Jonathan works hard in the aftermath of the war, using his bicycle to start a taxi service and opening a bar for soldiers. His family mirrors his example, cooking food and picking fruit for sale. Since the coal mine where Jonathan worked before the war has not reopened, this resilience is crucial towards securing even their minor comfort.

One day, after turning over rebel currency, Jonathan is given an award of 20 pounds. He takes care not to be robbed, remembering a theft he observed several days earlier, in which a man broke down in public over the indignity.

That night, a group of thieves knocks on his door demanding money. Frightened, the family calls for the neighbors and police, but the heavy silence when they finish reminds them that nobody looks out for anyone but himself. The thieves then mock them, crying out even louder to indicate how helpless the family is.

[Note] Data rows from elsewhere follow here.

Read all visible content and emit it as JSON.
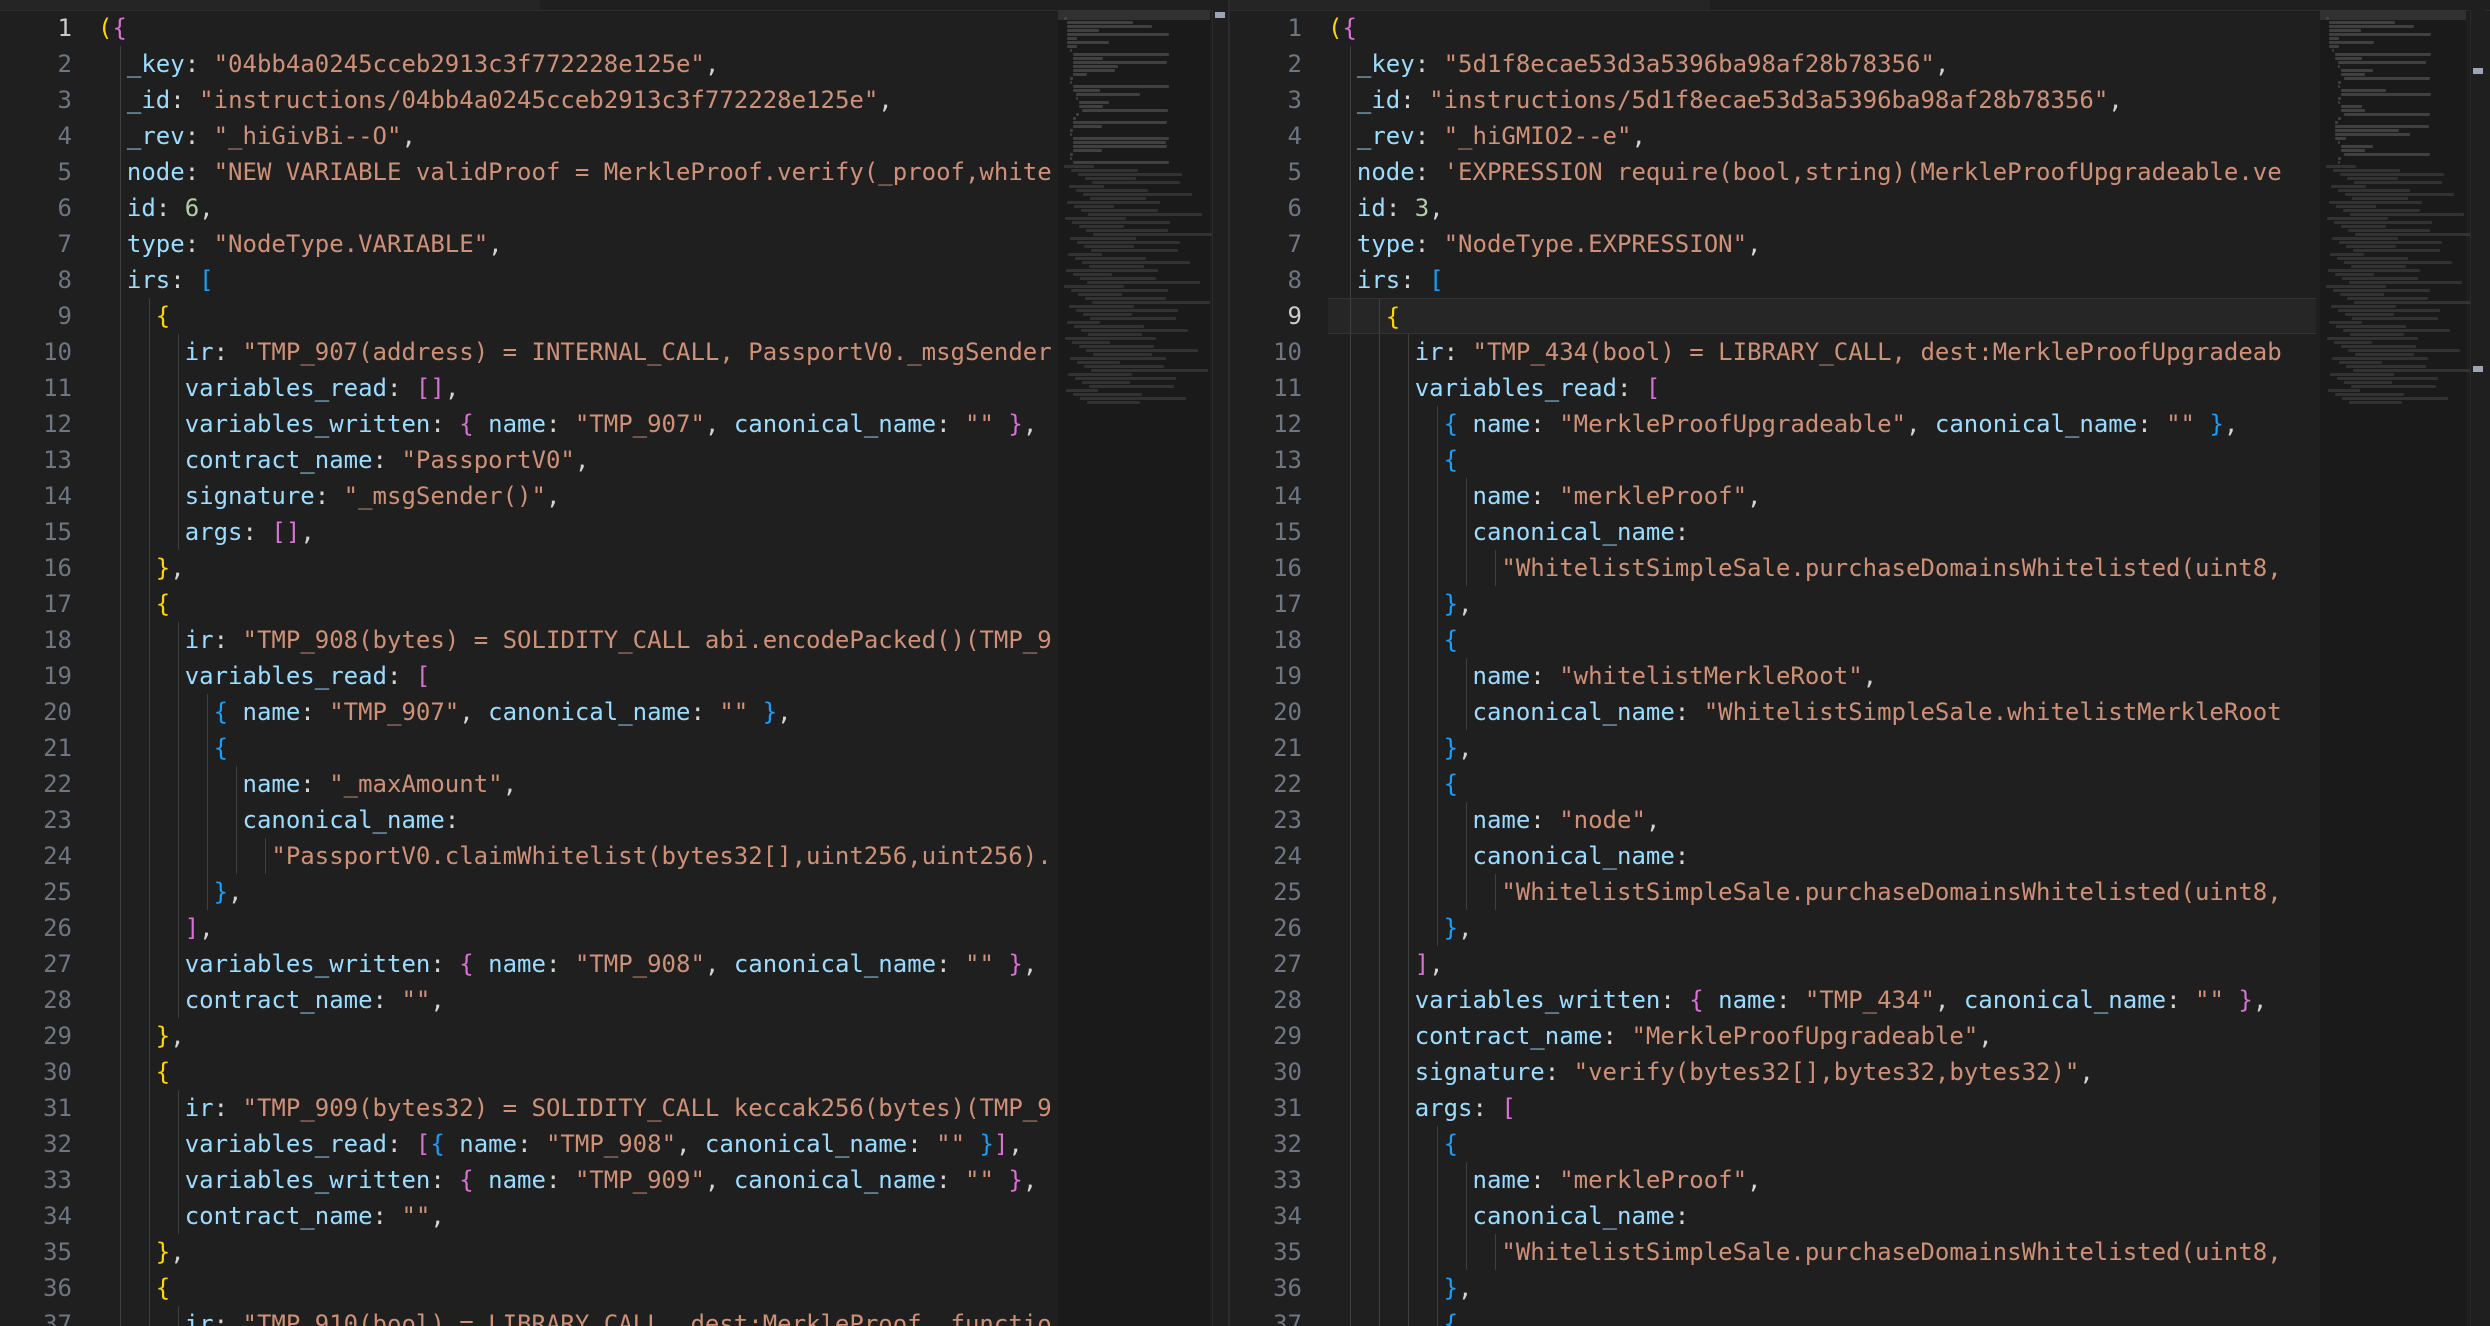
{
  "colors": {
    "background": "#1f1f1f",
    "key": "#9cdcfe",
    "string": "#ce9178",
    "number": "#b5cea8",
    "punctuation": "#d4d4d4",
    "bracket_level1": "#ffd700",
    "bracket_level2": "#da70d6",
    "bracket_level3": "#179fff",
    "line_number": "#6e7681"
  },
  "left_editor": {
    "current_line": 1,
    "lines": [
      [
        {
          "t": "b1",
          "v": "("
        },
        {
          "t": "b2",
          "v": "{"
        }
      ],
      [
        {
          "t": "k",
          "v": "_key"
        },
        {
          "t": "p",
          "v": ": "
        },
        {
          "t": "s",
          "v": "\"04bb4a0245cceb2913c3f772228e125e\""
        },
        {
          "t": "p",
          "v": ","
        }
      ],
      [
        {
          "t": "k",
          "v": "_id"
        },
        {
          "t": "p",
          "v": ": "
        },
        {
          "t": "s",
          "v": "\"instructions/04bb4a0245cceb2913c3f772228e125e\""
        },
        {
          "t": "p",
          "v": ","
        }
      ],
      [
        {
          "t": "k",
          "v": "_rev"
        },
        {
          "t": "p",
          "v": ": "
        },
        {
          "t": "s",
          "v": "\"_hiGivBi--O\""
        },
        {
          "t": "p",
          "v": ","
        }
      ],
      [
        {
          "t": "k",
          "v": "node"
        },
        {
          "t": "p",
          "v": ": "
        },
        {
          "t": "s",
          "v": "\"NEW VARIABLE validProof = MerkleProof.verify(_proof,white"
        }
      ],
      [
        {
          "t": "k",
          "v": "id"
        },
        {
          "t": "p",
          "v": ": "
        },
        {
          "t": "n",
          "v": "6"
        },
        {
          "t": "p",
          "v": ","
        }
      ],
      [
        {
          "t": "k",
          "v": "type"
        },
        {
          "t": "p",
          "v": ": "
        },
        {
          "t": "s",
          "v": "\"NodeType.VARIABLE\""
        },
        {
          "t": "p",
          "v": ","
        }
      ],
      [
        {
          "t": "k",
          "v": "irs"
        },
        {
          "t": "p",
          "v": ": "
        },
        {
          "t": "b3",
          "v": "["
        }
      ],
      [
        {
          "t": "b1",
          "v": "{"
        }
      ],
      [
        {
          "t": "k",
          "v": "ir"
        },
        {
          "t": "p",
          "v": ": "
        },
        {
          "t": "s",
          "v": "\"TMP_907(address) = INTERNAL_CALL, PassportV0._msgSender"
        }
      ],
      [
        {
          "t": "k",
          "v": "variables_read"
        },
        {
          "t": "p",
          "v": ": "
        },
        {
          "t": "b2",
          "v": "[]"
        },
        {
          "t": "p",
          "v": ","
        }
      ],
      [
        {
          "t": "k",
          "v": "variables_written"
        },
        {
          "t": "p",
          "v": ": "
        },
        {
          "t": "b2",
          "v": "{"
        },
        {
          "t": "p",
          "v": " "
        },
        {
          "t": "k",
          "v": "name"
        },
        {
          "t": "p",
          "v": ": "
        },
        {
          "t": "s",
          "v": "\"TMP_907\""
        },
        {
          "t": "p",
          "v": ", "
        },
        {
          "t": "k",
          "v": "canonical_name"
        },
        {
          "t": "p",
          "v": ": "
        },
        {
          "t": "s",
          "v": "\"\""
        },
        {
          "t": "p",
          "v": " "
        },
        {
          "t": "b2",
          "v": "}"
        },
        {
          "t": "p",
          "v": ","
        }
      ],
      [
        {
          "t": "k",
          "v": "contract_name"
        },
        {
          "t": "p",
          "v": ": "
        },
        {
          "t": "s",
          "v": "\"PassportV0\""
        },
        {
          "t": "p",
          "v": ","
        }
      ],
      [
        {
          "t": "k",
          "v": "signature"
        },
        {
          "t": "p",
          "v": ": "
        },
        {
          "t": "s",
          "v": "\"_msgSender()\""
        },
        {
          "t": "p",
          "v": ","
        }
      ],
      [
        {
          "t": "k",
          "v": "args"
        },
        {
          "t": "p",
          "v": ": "
        },
        {
          "t": "b2",
          "v": "[]"
        },
        {
          "t": "p",
          "v": ","
        }
      ],
      [
        {
          "t": "b1",
          "v": "}"
        },
        {
          "t": "p",
          "v": ","
        }
      ],
      [
        {
          "t": "b1",
          "v": "{"
        }
      ],
      [
        {
          "t": "k",
          "v": "ir"
        },
        {
          "t": "p",
          "v": ": "
        },
        {
          "t": "s",
          "v": "\"TMP_908(bytes) = SOLIDITY_CALL abi.encodePacked()(TMP_9"
        }
      ],
      [
        {
          "t": "k",
          "v": "variables_read"
        },
        {
          "t": "p",
          "v": ": "
        },
        {
          "t": "b2",
          "v": "["
        }
      ],
      [
        {
          "t": "b3",
          "v": "{"
        },
        {
          "t": "p",
          "v": " "
        },
        {
          "t": "k",
          "v": "name"
        },
        {
          "t": "p",
          "v": ": "
        },
        {
          "t": "s",
          "v": "\"TMP_907\""
        },
        {
          "t": "p",
          "v": ", "
        },
        {
          "t": "k",
          "v": "canonical_name"
        },
        {
          "t": "p",
          "v": ": "
        },
        {
          "t": "s",
          "v": "\"\""
        },
        {
          "t": "p",
          "v": " "
        },
        {
          "t": "b3",
          "v": "}"
        },
        {
          "t": "p",
          "v": ","
        }
      ],
      [
        {
          "t": "b3",
          "v": "{"
        }
      ],
      [
        {
          "t": "k",
          "v": "name"
        },
        {
          "t": "p",
          "v": ": "
        },
        {
          "t": "s",
          "v": "\"_maxAmount\""
        },
        {
          "t": "p",
          "v": ","
        }
      ],
      [
        {
          "t": "k",
          "v": "canonical_name"
        },
        {
          "t": "p",
          "v": ":"
        }
      ],
      [
        {
          "t": "s",
          "v": "\"PassportV0.claimWhitelist(bytes32[],uint256,uint256)."
        }
      ],
      [
        {
          "t": "b3",
          "v": "}"
        },
        {
          "t": "p",
          "v": ","
        }
      ],
      [
        {
          "t": "b2",
          "v": "]"
        },
        {
          "t": "p",
          "v": ","
        }
      ],
      [
        {
          "t": "k",
          "v": "variables_written"
        },
        {
          "t": "p",
          "v": ": "
        },
        {
          "t": "b2",
          "v": "{"
        },
        {
          "t": "p",
          "v": " "
        },
        {
          "t": "k",
          "v": "name"
        },
        {
          "t": "p",
          "v": ": "
        },
        {
          "t": "s",
          "v": "\"TMP_908\""
        },
        {
          "t": "p",
          "v": ", "
        },
        {
          "t": "k",
          "v": "canonical_name"
        },
        {
          "t": "p",
          "v": ": "
        },
        {
          "t": "s",
          "v": "\"\""
        },
        {
          "t": "p",
          "v": " "
        },
        {
          "t": "b2",
          "v": "}"
        },
        {
          "t": "p",
          "v": ","
        }
      ],
      [
        {
          "t": "k",
          "v": "contract_name"
        },
        {
          "t": "p",
          "v": ": "
        },
        {
          "t": "s",
          "v": "\"\""
        },
        {
          "t": "p",
          "v": ","
        }
      ],
      [
        {
          "t": "b1",
          "v": "}"
        },
        {
          "t": "p",
          "v": ","
        }
      ],
      [
        {
          "t": "b1",
          "v": "{"
        }
      ],
      [
        {
          "t": "k",
          "v": "ir"
        },
        {
          "t": "p",
          "v": ": "
        },
        {
          "t": "s",
          "v": "\"TMP_909(bytes32) = SOLIDITY_CALL keccak256(bytes)(TMP_9"
        }
      ],
      [
        {
          "t": "k",
          "v": "variables_read"
        },
        {
          "t": "p",
          "v": ": "
        },
        {
          "t": "b2",
          "v": "["
        },
        {
          "t": "b3",
          "v": "{"
        },
        {
          "t": "p",
          "v": " "
        },
        {
          "t": "k",
          "v": "name"
        },
        {
          "t": "p",
          "v": ": "
        },
        {
          "t": "s",
          "v": "\"TMP_908\""
        },
        {
          "t": "p",
          "v": ", "
        },
        {
          "t": "k",
          "v": "canonical_name"
        },
        {
          "t": "p",
          "v": ": "
        },
        {
          "t": "s",
          "v": "\"\""
        },
        {
          "t": "p",
          "v": " "
        },
        {
          "t": "b3",
          "v": "}"
        },
        {
          "t": "b2",
          "v": "]"
        },
        {
          "t": "p",
          "v": ","
        }
      ],
      [
        {
          "t": "k",
          "v": "variables_written"
        },
        {
          "t": "p",
          "v": ": "
        },
        {
          "t": "b2",
          "v": "{"
        },
        {
          "t": "p",
          "v": " "
        },
        {
          "t": "k",
          "v": "name"
        },
        {
          "t": "p",
          "v": ": "
        },
        {
          "t": "s",
          "v": "\"TMP_909\""
        },
        {
          "t": "p",
          "v": ", "
        },
        {
          "t": "k",
          "v": "canonical_name"
        },
        {
          "t": "p",
          "v": ": "
        },
        {
          "t": "s",
          "v": "\"\""
        },
        {
          "t": "p",
          "v": " "
        },
        {
          "t": "b2",
          "v": "}"
        },
        {
          "t": "p",
          "v": ","
        }
      ],
      [
        {
          "t": "k",
          "v": "contract_name"
        },
        {
          "t": "p",
          "v": ": "
        },
        {
          "t": "s",
          "v": "\"\""
        },
        {
          "t": "p",
          "v": ","
        }
      ],
      [
        {
          "t": "b1",
          "v": "}"
        },
        {
          "t": "p",
          "v": ","
        }
      ],
      [
        {
          "t": "b1",
          "v": "{"
        }
      ],
      [
        {
          "t": "k",
          "v": "ir"
        },
        {
          "t": "p",
          "v": ": "
        },
        {
          "t": "s",
          "v": "\"TMP_910(bool) = LIBRARY_CALL, dest:MerkleProof, functio"
        }
      ]
    ]
  },
  "right_editor": {
    "current_line": 9,
    "lines": [
      [
        {
          "t": "b1",
          "v": "("
        },
        {
          "t": "b2",
          "v": "{"
        }
      ],
      [
        {
          "t": "k",
          "v": "_key"
        },
        {
          "t": "p",
          "v": ": "
        },
        {
          "t": "s",
          "v": "\"5d1f8ecae53d3a5396ba98af28b78356\""
        },
        {
          "t": "p",
          "v": ","
        }
      ],
      [
        {
          "t": "k",
          "v": "_id"
        },
        {
          "t": "p",
          "v": ": "
        },
        {
          "t": "s",
          "v": "\"instructions/5d1f8ecae53d3a5396ba98af28b78356\""
        },
        {
          "t": "p",
          "v": ","
        }
      ],
      [
        {
          "t": "k",
          "v": "_rev"
        },
        {
          "t": "p",
          "v": ": "
        },
        {
          "t": "s",
          "v": "\"_hiGMIO2--e\""
        },
        {
          "t": "p",
          "v": ","
        }
      ],
      [
        {
          "t": "k",
          "v": "node"
        },
        {
          "t": "p",
          "v": ": "
        },
        {
          "t": "s",
          "v": "'EXPRESSION require(bool,string)(MerkleProofUpgradeable.ve"
        }
      ],
      [
        {
          "t": "k",
          "v": "id"
        },
        {
          "t": "p",
          "v": ": "
        },
        {
          "t": "n",
          "v": "3"
        },
        {
          "t": "p",
          "v": ","
        }
      ],
      [
        {
          "t": "k",
          "v": "type"
        },
        {
          "t": "p",
          "v": ": "
        },
        {
          "t": "s",
          "v": "\"NodeType.EXPRESSION\""
        },
        {
          "t": "p",
          "v": ","
        }
      ],
      [
        {
          "t": "k",
          "v": "irs"
        },
        {
          "t": "p",
          "v": ": "
        },
        {
          "t": "b3",
          "v": "["
        }
      ],
      [
        {
          "t": "b1",
          "v": "{"
        }
      ],
      [
        {
          "t": "k",
          "v": "ir"
        },
        {
          "t": "p",
          "v": ": "
        },
        {
          "t": "s",
          "v": "\"TMP_434(bool) = LIBRARY_CALL, dest:MerkleProofUpgradeab"
        }
      ],
      [
        {
          "t": "k",
          "v": "variables_read"
        },
        {
          "t": "p",
          "v": ": "
        },
        {
          "t": "b2",
          "v": "["
        }
      ],
      [
        {
          "t": "b3",
          "v": "{"
        },
        {
          "t": "p",
          "v": " "
        },
        {
          "t": "k",
          "v": "name"
        },
        {
          "t": "p",
          "v": ": "
        },
        {
          "t": "s",
          "v": "\"MerkleProofUpgradeable\""
        },
        {
          "t": "p",
          "v": ", "
        },
        {
          "t": "k",
          "v": "canonical_name"
        },
        {
          "t": "p",
          "v": ": "
        },
        {
          "t": "s",
          "v": "\"\""
        },
        {
          "t": "p",
          "v": " "
        },
        {
          "t": "b3",
          "v": "}"
        },
        {
          "t": "p",
          "v": ","
        }
      ],
      [
        {
          "t": "b3",
          "v": "{"
        }
      ],
      [
        {
          "t": "k",
          "v": "name"
        },
        {
          "t": "p",
          "v": ": "
        },
        {
          "t": "s",
          "v": "\"merkleProof\""
        },
        {
          "t": "p",
          "v": ","
        }
      ],
      [
        {
          "t": "k",
          "v": "canonical_name"
        },
        {
          "t": "p",
          "v": ":"
        }
      ],
      [
        {
          "t": "s",
          "v": "\"WhitelistSimpleSale.purchaseDomainsWhitelisted(uint8,"
        }
      ],
      [
        {
          "t": "b3",
          "v": "}"
        },
        {
          "t": "p",
          "v": ","
        }
      ],
      [
        {
          "t": "b3",
          "v": "{"
        }
      ],
      [
        {
          "t": "k",
          "v": "name"
        },
        {
          "t": "p",
          "v": ": "
        },
        {
          "t": "s",
          "v": "\"whitelistMerkleRoot\""
        },
        {
          "t": "p",
          "v": ","
        }
      ],
      [
        {
          "t": "k",
          "v": "canonical_name"
        },
        {
          "t": "p",
          "v": ": "
        },
        {
          "t": "s",
          "v": "\"WhitelistSimpleSale.whitelistMerkleRoot"
        }
      ],
      [
        {
          "t": "b3",
          "v": "}"
        },
        {
          "t": "p",
          "v": ","
        }
      ],
      [
        {
          "t": "b3",
          "v": "{"
        }
      ],
      [
        {
          "t": "k",
          "v": "name"
        },
        {
          "t": "p",
          "v": ": "
        },
        {
          "t": "s",
          "v": "\"node\""
        },
        {
          "t": "p",
          "v": ","
        }
      ],
      [
        {
          "t": "k",
          "v": "canonical_name"
        },
        {
          "t": "p",
          "v": ":"
        }
      ],
      [
        {
          "t": "s",
          "v": "\"WhitelistSimpleSale.purchaseDomainsWhitelisted(uint8,"
        }
      ],
      [
        {
          "t": "b3",
          "v": "}"
        },
        {
          "t": "p",
          "v": ","
        }
      ],
      [
        {
          "t": "b2",
          "v": "]"
        },
        {
          "t": "p",
          "v": ","
        }
      ],
      [
        {
          "t": "k",
          "v": "variables_written"
        },
        {
          "t": "p",
          "v": ": "
        },
        {
          "t": "b2",
          "v": "{"
        },
        {
          "t": "p",
          "v": " "
        },
        {
          "t": "k",
          "v": "name"
        },
        {
          "t": "p",
          "v": ": "
        },
        {
          "t": "s",
          "v": "\"TMP_434\""
        },
        {
          "t": "p",
          "v": ", "
        },
        {
          "t": "k",
          "v": "canonical_name"
        },
        {
          "t": "p",
          "v": ": "
        },
        {
          "t": "s",
          "v": "\"\""
        },
        {
          "t": "p",
          "v": " "
        },
        {
          "t": "b2",
          "v": "}"
        },
        {
          "t": "p",
          "v": ","
        }
      ],
      [
        {
          "t": "k",
          "v": "contract_name"
        },
        {
          "t": "p",
          "v": ": "
        },
        {
          "t": "s",
          "v": "\"MerkleProofUpgradeable\""
        },
        {
          "t": "p",
          "v": ","
        }
      ],
      [
        {
          "t": "k",
          "v": "signature"
        },
        {
          "t": "p",
          "v": ": "
        },
        {
          "t": "s",
          "v": "\"verify(bytes32[],bytes32,bytes32)\""
        },
        {
          "t": "p",
          "v": ","
        }
      ],
      [
        {
          "t": "k",
          "v": "args"
        },
        {
          "t": "p",
          "v": ": "
        },
        {
          "t": "b2",
          "v": "["
        }
      ],
      [
        {
          "t": "b3",
          "v": "{"
        }
      ],
      [
        {
          "t": "k",
          "v": "name"
        },
        {
          "t": "p",
          "v": ": "
        },
        {
          "t": "s",
          "v": "\"merkleProof\""
        },
        {
          "t": "p",
          "v": ","
        }
      ],
      [
        {
          "t": "k",
          "v": "canonical_name"
        },
        {
          "t": "p",
          "v": ":"
        }
      ],
      [
        {
          "t": "s",
          "v": "\"WhitelistSimpleSale.purchaseDomainsWhitelisted(uint8,"
        }
      ],
      [
        {
          "t": "b3",
          "v": "}"
        },
        {
          "t": "p",
          "v": ","
        }
      ],
      [
        {
          "t": "b3",
          "v": "{"
        }
      ]
    ]
  }
}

The thief leader demands 100 pounds, promising not to hurt Jonathan or his family if he cooperates. Eventually, Jonathan realizes their lack of options, and gives the thieves the 20 pounds of reward money so they will leave the family unharmed. Some thieves insist they should search the house for more, but the thief leader believes this is all Jonathan has, and accepts it.

The next morning, Jonathan and the family are back at work as the neighbors arrive. Sensing their confusion over his ability to toss off the situation of the night before, Jonathan explains to his neighbors that the reward money cannot compare to what he lost in the war. He chooses to focus on his work in the present rather than regret what has happened, since “Nothing puzzles God.”